Alan AtKisson
President, the AtKisson Group
To my friends and colleagues with ISHES in Japan:
Looking backward in time from the moment of ISHES' founding, Japan had already experienced a decade of stagnant economic growth, as growth is traditionally defined. The nation needed a new vision for success in the 21st century, one that included a shift away from single-minded fixation with increasing production, consumption, and GDP, toward a more balanced view of work, qualify of life, and social and environmental stewardship.
Then came the earthquake, tsunami, and nuclear accident.
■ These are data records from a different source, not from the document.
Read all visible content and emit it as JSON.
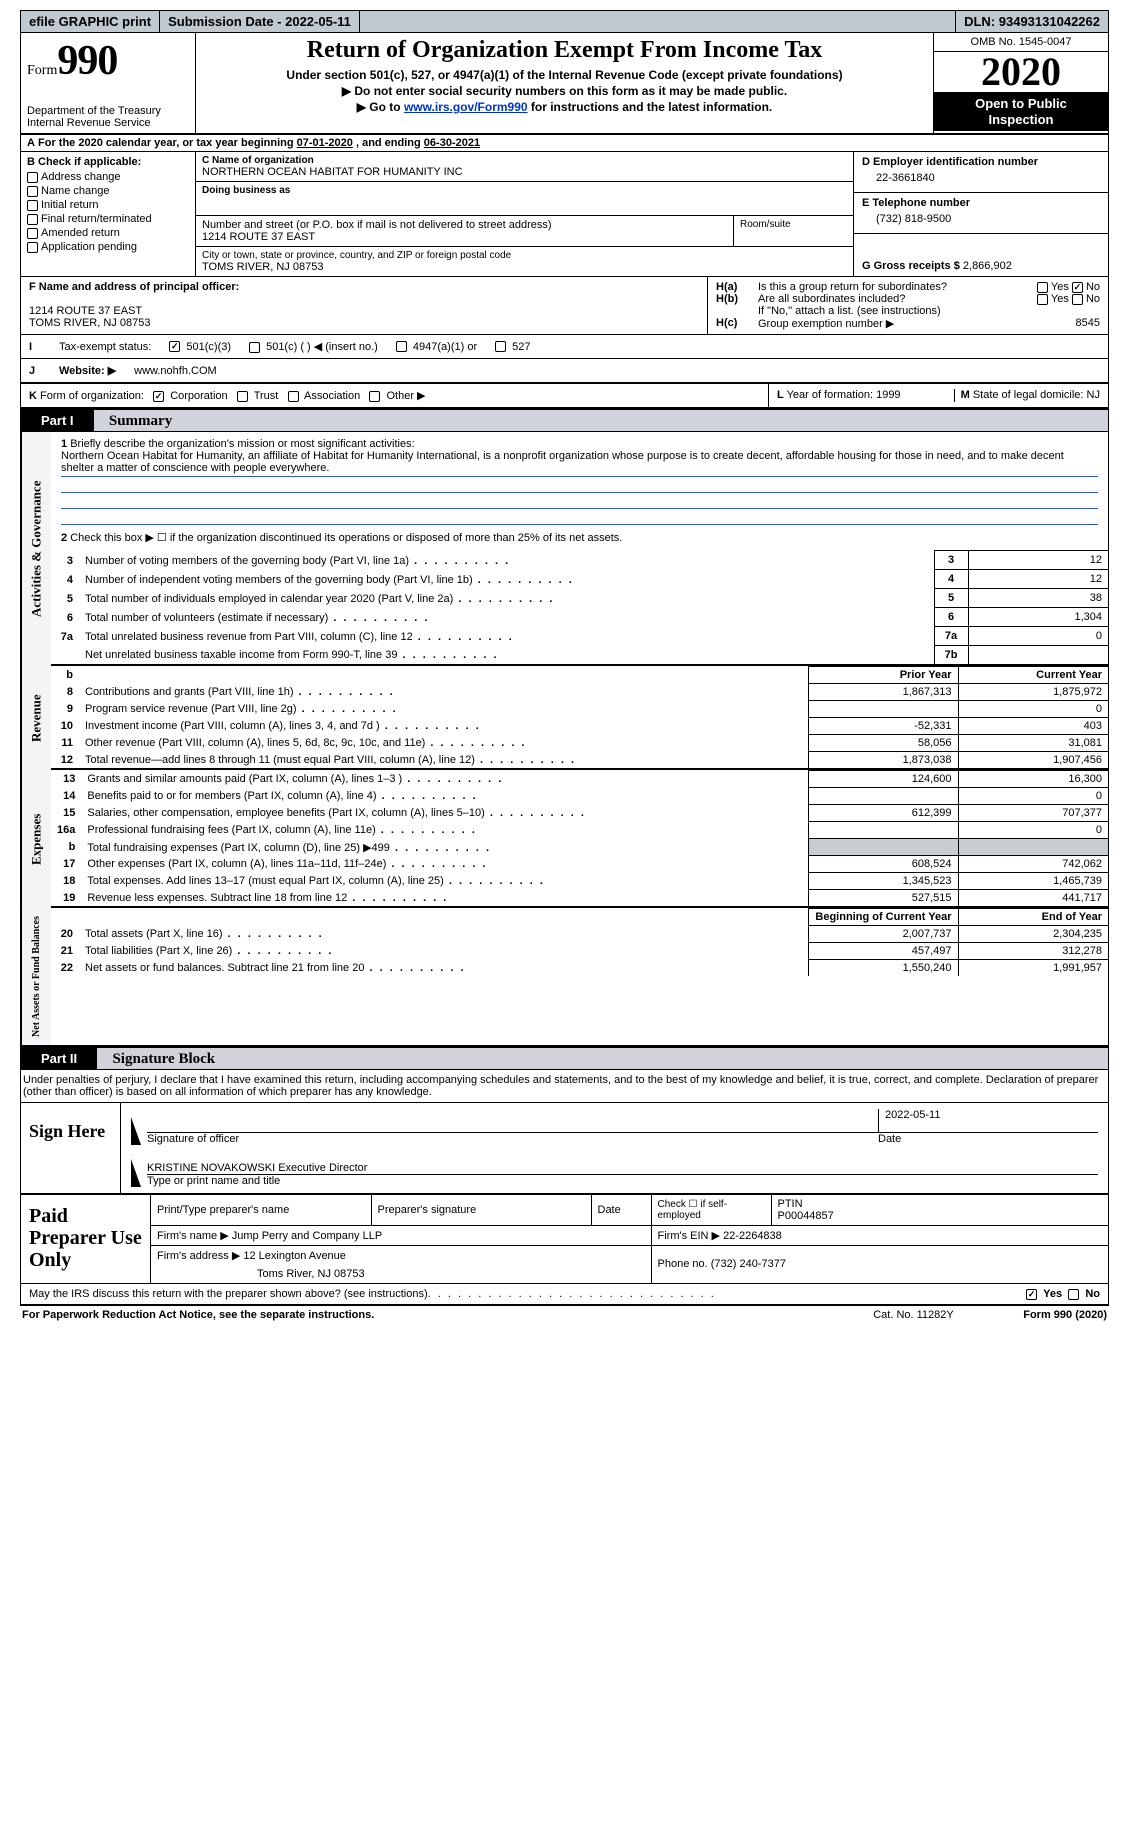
{
  "topbar": {
    "efile_label": "efile GRAPHIC print",
    "submission_label": "Submission Date - ",
    "submission_date": "2022-05-11",
    "dln_label": "DLN: ",
    "dln": "93493131042262"
  },
  "header": {
    "form_word": "Form",
    "form_number": "990",
    "dept1": "Department of the Treasury",
    "dept2": "Internal Revenue Service",
    "title": "Return of Organization Exempt From Income Tax",
    "subtitle": "Under section 501(c), 527, or 4947(a)(1) of the Internal Revenue Code (except private foundations)",
    "note1": "Do not enter social security numbers on this form as it may be made public.",
    "note2_pre": "Go to ",
    "note2_link": "www.irs.gov/Form990",
    "note2_post": " for instructions and the latest information.",
    "omb": "OMB No. 1545-0047",
    "year": "2020",
    "inspection1": "Open to Public",
    "inspection2": "Inspection"
  },
  "row_a": {
    "a_label": "A",
    "text_pre": " For the 2020 calendar year, or tax year beginning ",
    "begin": "07-01-2020",
    "mid": " , and ending ",
    "end": "06-30-2021"
  },
  "box_b": {
    "label": "B Check if applicable:",
    "items": [
      "Address change",
      "Name change",
      "Initial return",
      "Final return/terminated",
      "Amended return",
      "Application pending"
    ]
  },
  "box_c": {
    "name_label": "C Name of organization",
    "name": "NORTHERN OCEAN HABITAT FOR HUMANITY INC",
    "dba_label": "Doing business as",
    "dba": "",
    "street_label": "Number and street (or P.O. box if mail is not delivered to street address)",
    "street": "1214 ROUTE 37 EAST",
    "room_label": "Room/suite",
    "room": "",
    "city_label": "City or town, state or province, country, and ZIP or foreign postal code",
    "city": "TOMS RIVER, NJ  08753"
  },
  "box_d": {
    "label": "D Employer identification number",
    "value": "22-3661840"
  },
  "box_e": {
    "label": "E Telephone number",
    "value": "(732) 818-9500"
  },
  "box_g": {
    "label": "G Gross receipts $ ",
    "value": "2,866,902"
  },
  "box_f": {
    "label": "F Name and address of principal officer:",
    "line1": "1214 ROUTE 37 EAST",
    "line2": "TOMS RIVER, NJ  08753"
  },
  "box_h": {
    "a_label": "H(a)",
    "a_text": "Is this a group return for subordinates?",
    "a_yes": "Yes",
    "a_no": "No",
    "a_val": "No",
    "b_label": "H(b)",
    "b_text": "Are all subordinates included?",
    "b_yes": "Yes",
    "b_no": "No",
    "b_note": "If \"No,\" attach a list. (see instructions)",
    "c_label": "H(c)",
    "c_text": "Group exemption number ▶",
    "c_val": "8545"
  },
  "box_i": {
    "label": "I",
    "text": "Tax-exempt status:",
    "opts": [
      "501(c)(3)",
      "501(c) (  ) ◀ (insert no.)",
      "4947(a)(1) or",
      "527"
    ],
    "checked": 0
  },
  "box_j": {
    "label": "J",
    "text": "Website: ▶",
    "value": "www.nohfh.COM"
  },
  "box_k": {
    "label": "K",
    "text": "Form of organization:",
    "opts": [
      "Corporation",
      "Trust",
      "Association",
      "Other ▶"
    ],
    "checked": 0
  },
  "box_l": {
    "label": "L",
    "text": "Year of formation: ",
    "value": "1999"
  },
  "box_m": {
    "label": "M",
    "text": "State of legal domicile: ",
    "value": "NJ"
  },
  "part1": {
    "part_label": "Part I",
    "title": "Summary",
    "gov_label": "Activities & Governance",
    "rev_label": "Revenue",
    "exp_label": "Expenses",
    "net_label": "Net Assets or Fund Balances",
    "q1_label": "1",
    "q1_text": "Briefly describe the organization's mission or most significant activities:",
    "q1_mission": "Northern Ocean Habitat for Humanity, an affiliate of Habitat for Humanity International, is a nonprofit organization whose purpose is to create decent, affordable housing for those in need, and to make decent shelter a matter of conscience with people everywhere.",
    "q2_label": "2",
    "q2_text": "Check this box ▶ ☐ if the organization discontinued its operations or disposed of more than 25% of its net assets.",
    "gov_rows": [
      {
        "n": "3",
        "label": "Number of voting members of the governing body (Part VI, line 1a)",
        "cn": "3",
        "v": "12"
      },
      {
        "n": "4",
        "label": "Number of independent voting members of the governing body (Part VI, line 1b)",
        "cn": "4",
        "v": "12"
      },
      {
        "n": "5",
        "label": "Total number of individuals employed in calendar year 2020 (Part V, line 2a)",
        "cn": "5",
        "v": "38"
      },
      {
        "n": "6",
        "label": "Total number of volunteers (estimate if necessary)",
        "cn": "6",
        "v": "1,304"
      },
      {
        "n": "7a",
        "label": "Total unrelated business revenue from Part VIII, column (C), line 12",
        "cn": "7a",
        "v": "0"
      },
      {
        "n": "",
        "label": "Net unrelated business taxable income from Form 990-T, line 39",
        "cn": "7b",
        "v": ""
      }
    ],
    "col_prior": "Prior Year",
    "col_current": "Current Year",
    "col_begin": "Beginning of Current Year",
    "col_end": "End of Year",
    "rev_rows": [
      {
        "n": "8",
        "label": "Contributions and grants (Part VIII, line 1h)",
        "py": "1,867,313",
        "cy": "1,875,972"
      },
      {
        "n": "9",
        "label": "Program service revenue (Part VIII, line 2g)",
        "py": "",
        "cy": "0"
      },
      {
        "n": "10",
        "label": "Investment income (Part VIII, column (A), lines 3, 4, and 7d )",
        "py": "-52,331",
        "cy": "403"
      },
      {
        "n": "11",
        "label": "Other revenue (Part VIII, column (A), lines 5, 6d, 8c, 9c, 10c, and 11e)",
        "py": "58,056",
        "cy": "31,081"
      },
      {
        "n": "12",
        "label": "Total revenue—add lines 8 through 11 (must equal Part VIII, column (A), line 12)",
        "py": "1,873,038",
        "cy": "1,907,456"
      }
    ],
    "exp_rows": [
      {
        "n": "13",
        "label": "Grants and similar amounts paid (Part IX, column (A), lines 1–3 )",
        "py": "124,600",
        "cy": "16,300"
      },
      {
        "n": "14",
        "label": "Benefits paid to or for members (Part IX, column (A), line 4)",
        "py": "",
        "cy": "0"
      },
      {
        "n": "15",
        "label": "Salaries, other compensation, employee benefits (Part IX, column (A), lines 5–10)",
        "py": "612,399",
        "cy": "707,377"
      },
      {
        "n": "16a",
        "label": "Professional fundraising fees (Part IX, column (A), line 11e)",
        "py": "",
        "cy": "0"
      },
      {
        "n": "b",
        "label": "Total fundraising expenses (Part IX, column (D), line 25) ▶499",
        "py": "SHADE",
        "cy": "SHADE"
      },
      {
        "n": "17",
        "label": "Other expenses (Part IX, column (A), lines 11a–11d, 11f–24e)",
        "py": "608,524",
        "cy": "742,062"
      },
      {
        "n": "18",
        "label": "Total expenses. Add lines 13–17 (must equal Part IX, column (A), line 25)",
        "py": "1,345,523",
        "cy": "1,465,739"
      },
      {
        "n": "19",
        "label": "Revenue less expenses. Subtract line 18 from line 12",
        "py": "527,515",
        "cy": "441,717"
      }
    ],
    "net_rows": [
      {
        "n": "20",
        "label": "Total assets (Part X, line 16)",
        "py": "2,007,737",
        "cy": "2,304,235"
      },
      {
        "n": "21",
        "label": "Total liabilities (Part X, line 26)",
        "py": "457,497",
        "cy": "312,278"
      },
      {
        "n": "22",
        "label": "Net assets or fund balances. Subtract line 21 from line 20",
        "py": "1,550,240",
        "cy": "1,991,957"
      }
    ]
  },
  "part2": {
    "part_label": "Part II",
    "title": "Signature Block",
    "intro": "Under penalties of perjury, I declare that I have examined this return, including accompanying schedules and statements, and to the best of my knowledge and belief, it is true, correct, and complete. Declaration of preparer (other than officer) is based on all information of which preparer has any knowledge.",
    "sign_here": "Sign Here",
    "sig_officer_cap": "Signature of officer",
    "sig_date_cap": "Date",
    "sig_date": "2022-05-11",
    "officer_name": "KRISTINE NOVAKOWSKI Executive Director",
    "officer_cap": "Type or print name and title",
    "paid_label": "Paid Preparer Use Only",
    "prep_name_label": "Print/Type preparer's name",
    "prep_sig_label": "Preparer's signature",
    "prep_date_label": "Date",
    "prep_self_label": "Check ☐ if self-employed",
    "ptin_label": "PTIN",
    "ptin": "P00044857",
    "firm_name_label": "Firm's name   ▶",
    "firm_name": "Jump Perry and Company LLP",
    "firm_ein_label": "Firm's EIN ▶",
    "firm_ein": "22-2264838",
    "firm_addr_label": "Firm's address ▶",
    "firm_addr1": "12 Lexington Avenue",
    "firm_addr2": "Toms River, NJ  08753",
    "firm_phone_label": "Phone no. ",
    "firm_phone": "(732) 240-7377",
    "discuss": "May the IRS discuss this return with the preparer shown above? (see instructions)",
    "discuss_yes": "Yes",
    "discuss_no": "No",
    "discuss_val": "Yes"
  },
  "footer": {
    "left": "For Paperwork Reduction Act Notice, see the separate instructions.",
    "mid": "Cat. No. 11282Y",
    "right_pre": "Form ",
    "right_form": "990",
    "right_post": " (2020)"
  },
  "b_row_note": "b"
}
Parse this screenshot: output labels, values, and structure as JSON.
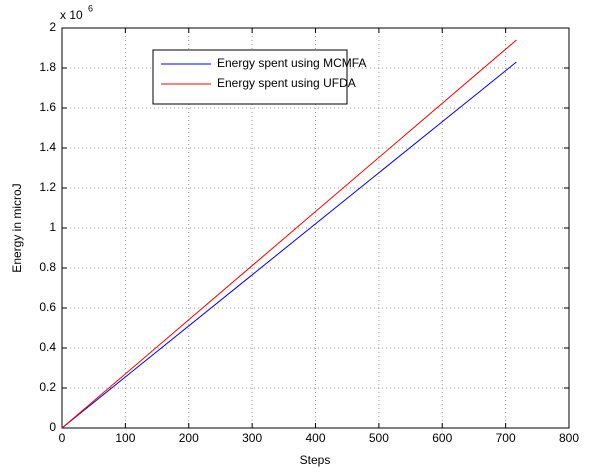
{
  "chart_data": {
    "type": "line",
    "xlabel": "Steps",
    "ylabel": "Energy in microJ",
    "y_scale_base": "x 10",
    "y_scale_exponent": "6",
    "x": [
      0,
      717
    ],
    "series": [
      {
        "name": "Energy spent using MCMFA",
        "color": "#0000ff",
        "values": [
          0,
          1.83
        ]
      },
      {
        "name": "Energy spent using UFDA",
        "color": "#ff0000",
        "values": [
          0,
          1.94
        ]
      }
    ],
    "xlim": [
      0,
      800
    ],
    "xticks": [
      0,
      100,
      200,
      300,
      400,
      500,
      600,
      700,
      800
    ],
    "ylim": [
      0,
      2
    ],
    "yticks": [
      0,
      0.2,
      0.4,
      0.6,
      0.8,
      1,
      1.2,
      1.4,
      1.6,
      1.8,
      2
    ],
    "grid": true,
    "legend": "north"
  }
}
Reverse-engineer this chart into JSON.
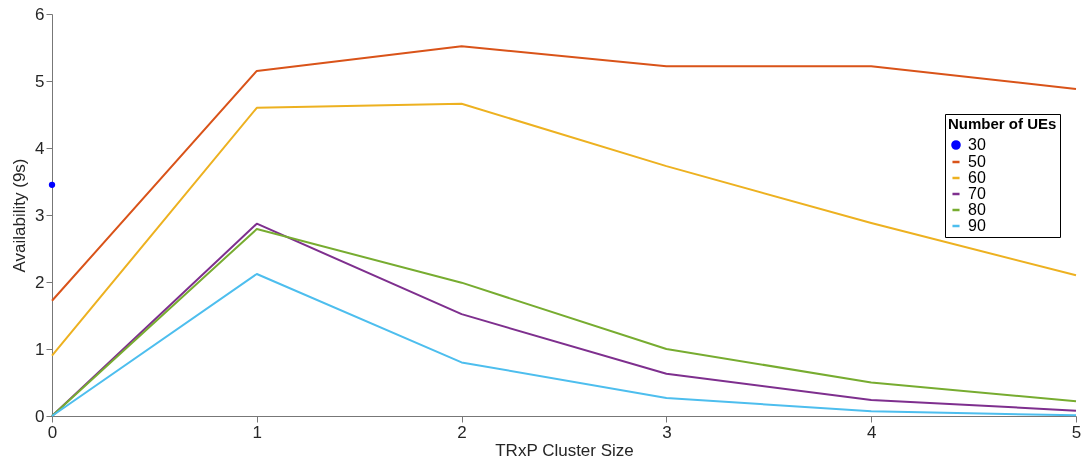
{
  "chart_data": {
    "type": "line",
    "xlabel": "TRxP Cluster Size",
    "ylabel": "Availability (9s)",
    "legend_title": "Number of UEs",
    "legend": "right",
    "grid": false,
    "x": [
      0,
      1,
      2,
      3,
      4,
      5
    ],
    "xlim": [
      0,
      5
    ],
    "xticks": [
      0,
      1,
      2,
      3,
      4,
      5
    ],
    "ylim": [
      0,
      6
    ],
    "yticks": [
      0,
      1,
      2,
      3,
      4,
      5,
      6
    ],
    "series": [
      {
        "name": "30",
        "type": "scatter",
        "marker": "circle",
        "color": "#0000ff",
        "values": [
          3.45,
          null,
          null,
          null,
          null,
          null
        ]
      },
      {
        "name": "50",
        "color": "#d95319",
        "values": [
          1.72,
          5.15,
          5.52,
          5.22,
          5.22,
          4.88
        ]
      },
      {
        "name": "60",
        "color": "#edb120",
        "values": [
          0.9,
          4.6,
          4.66,
          3.73,
          2.88,
          2.1
        ]
      },
      {
        "name": "70",
        "color": "#7e2f8e",
        "values": [
          0,
          2.87,
          1.52,
          0.63,
          0.24,
          0.08
        ]
      },
      {
        "name": "80",
        "color": "#77ac30",
        "values": [
          0,
          2.79,
          1.99,
          1.0,
          0.5,
          0.22
        ]
      },
      {
        "name": "90",
        "color": "#4dbeee",
        "values": [
          0,
          2.12,
          0.8,
          0.27,
          0.07,
          0.01
        ]
      }
    ]
  }
}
As we look forward from this dramatic and tragic moment, we must acknowledge that the strategic challenge for ISHES has changed dramatically. Probably Japan will experience significant economic growth in the coming years, as resources are mobilized for recovery and rebuilding. Japan may once again look like a strong, dynamic economy, at least in GDP terms. (This is part of the absurd, perverse logic of the GDP: it rises in response to disasters, accidents, and wars.)
This is a crucial moment. History and science tell us that moments of disruptive collapse are very pregnant in the history of any system, including a whole nation. Patterns can become established that can swing countries onto wildly different paths, depending on which voices, which ideas, and which emotions become amplified and predominant. One important role for ISHES could be to help amplify those voices and those questions that can help the Japanese people find the most positive path forward, a path of optimism, hope, and global engagement.
This leads to my second point. When we look outward from Japan to the world, ISHES may again have a special role to play.
At this time of partial collapse and rebuilding, who better than Japan to catalyze some very serious, global-level questioning about the scale of our global industrial activity, and our perceived dependence on its unending growth? Who better than ISHES to play this role?
ISHES was created to tackle large questions, not small ones. For the most tragic of causes, ISHES' "reason for existence" has been strengthened greatly. ISHES' need to be actively engaging Japanese society has been heightened, its timelines accelerated. The questions that it must help the Japanese people tackle have become of even greater importance and scale.
Happiness, well-being, social solidarity, and environmental care are, in themselves, deeply traditional values in Japan: they are "deeply Japanese." They can provide a steady compass through turbulent economic times to come. ISHES can play a small-but-important stabilizing, catalyzing, and orienting role during these times -- first and foremost in support of the Japanese people, but also in service to the world.